Lutamos pela abolição das políticas e prisões. E essa luta , é preciso dizer, já está em curso. Recentemente, recebemos – em conjunto com outras instituições – a geógrafa abolicionista Ruth Gilmore. Ela diz que a abolição é “emancipação em ensaio”. Na Idmjr, tentamos produzir esses ensaios, esses dispositivos, cotidianamente. É preciso ressaltar isso: que a abolição não é utópica. O povo negro, as favelas e periferias produzem a abolição cotidianamente. A grande questão é que o discurso da abolição é travado por parte do campo de direitos humanos e da direita. Ainda assim, avançamos.
Quem cuidaria da segurança pública nesse cenário de inexistência das polícias?
Pensa-se que as polícias vão desaparecer de uma hora para a outra.
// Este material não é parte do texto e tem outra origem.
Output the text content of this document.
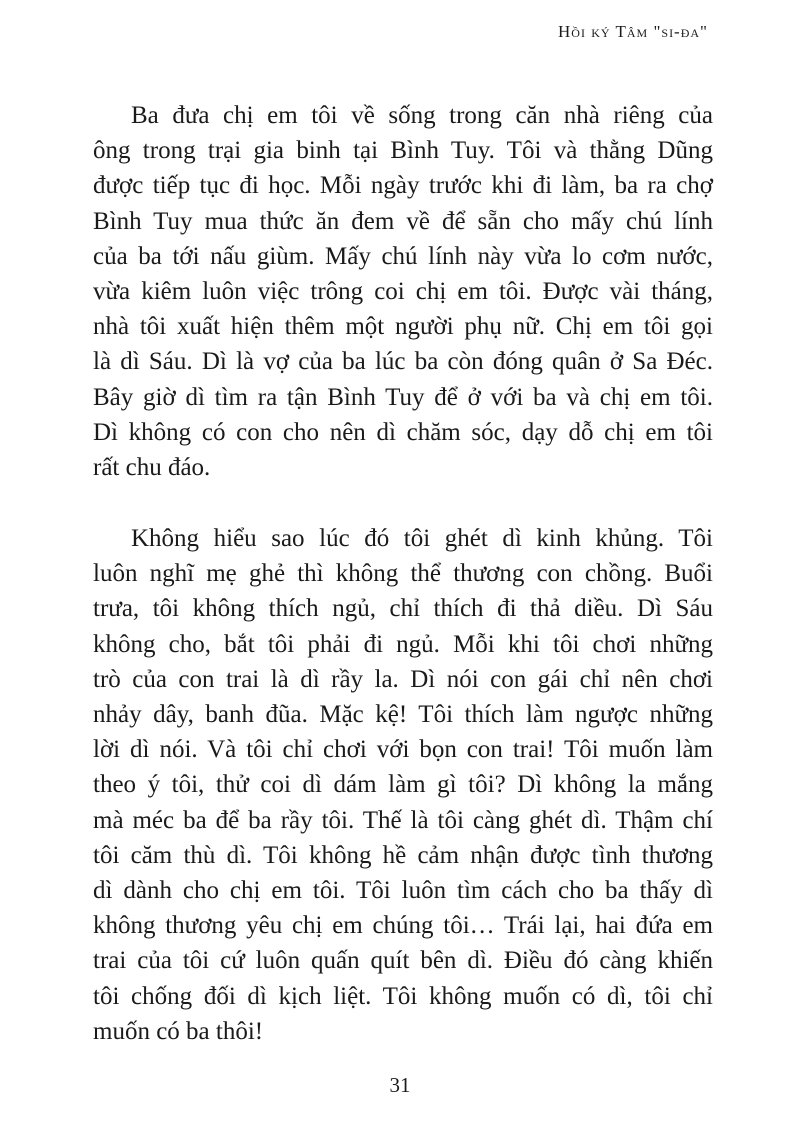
Hồi ký Tâm "si-đa"
Ba đưa chị em tôi về sống trong căn nhà riêng của
ông trong trại gia binh tại Bình Tuy. Tôi và thằng Dũng
được tiếp tục đi học. Mỗi ngày trước khi đi làm, ba ra chợ
Bình Tuy mua thức ăn đem về để sẵn cho mấy chú lính
của ba tới nấu giùm. Mấy chú lính này vừa lo cơm nước,
vừa kiêm luôn việc trông coi chị em tôi. Được vài tháng,
nhà tôi xuất hiện thêm một người phụ nữ. Chị em tôi gọi
là dì Sáu. Dì là vợ của ba lúc ba còn đóng quân ở Sa Đéc.
Bây giờ dì tìm ra tận Bình Tuy để ở với ba và chị em tôi.
Dì không có con cho nên dì chăm sóc, dạy dỗ chị em tôi
rất chu đáo.
Không hiểu sao lúc đó tôi ghét dì kinh khủng. Tôi
luôn nghĩ mẹ ghẻ thì không thể thương con chồng. Buổi
trưa, tôi không thích ngủ, chỉ thích đi thả diều. Dì Sáu
không cho, bắt tôi phải đi ngủ. Mỗi khi tôi chơi những
trò của con trai là dì rầy la. Dì nói con gái chỉ nên chơi
nhảy dây, banh đũa. Mặc kệ! Tôi thích làm ngược những
lời dì nói. Và tôi chỉ chơi với bọn con trai! Tôi muốn làm
theo ý tôi, thử coi dì dám làm gì tôi? Dì không la mắng
mà méc ba để ba rầy tôi. Thế là tôi càng ghét dì. Thậm chí
tôi căm thù dì. Tôi không hề cảm nhận được tình thương
dì dành cho chị em tôi. Tôi luôn tìm cách cho ba thấy dì
không thương yêu chị em chúng tôi… Trái lại, hai đứa em
trai của tôi cứ luôn quấn quít bên dì. Điều đó càng khiến
tôi chống đối dì kịch liệt. Tôi không muốn có dì, tôi chỉ
muốn có ba thôi!
31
Não é isso. É processo. Por isso, a gente também precisa historicizar. A instituição polícia é nova. Já experimentamos, enquanto sociedade, outras formas de lidar com a segurança. O problema é que só entendemos a nossa história a partir do advento do capitalismo. Com o advento do capitalismo, as polícias surgem e passam a exercer o monopólio da violência (que passa a ser do Estado). Mas já tivemos, em outras sociedades, processos de proteção e cuidado que eram produzidos de outras formas. Não necessariamente melhores. Aí está o desafio: sabemos, como povo pobre e favelado, o que não queremos. Sabemos que a polícia não é a instituição que vai resolver nossos problemas.Não precisamos responder o que vai ser posto no lugar. A história e suas correlações de forças vai responder o que surgirá. Precisamos criar novos imaginários.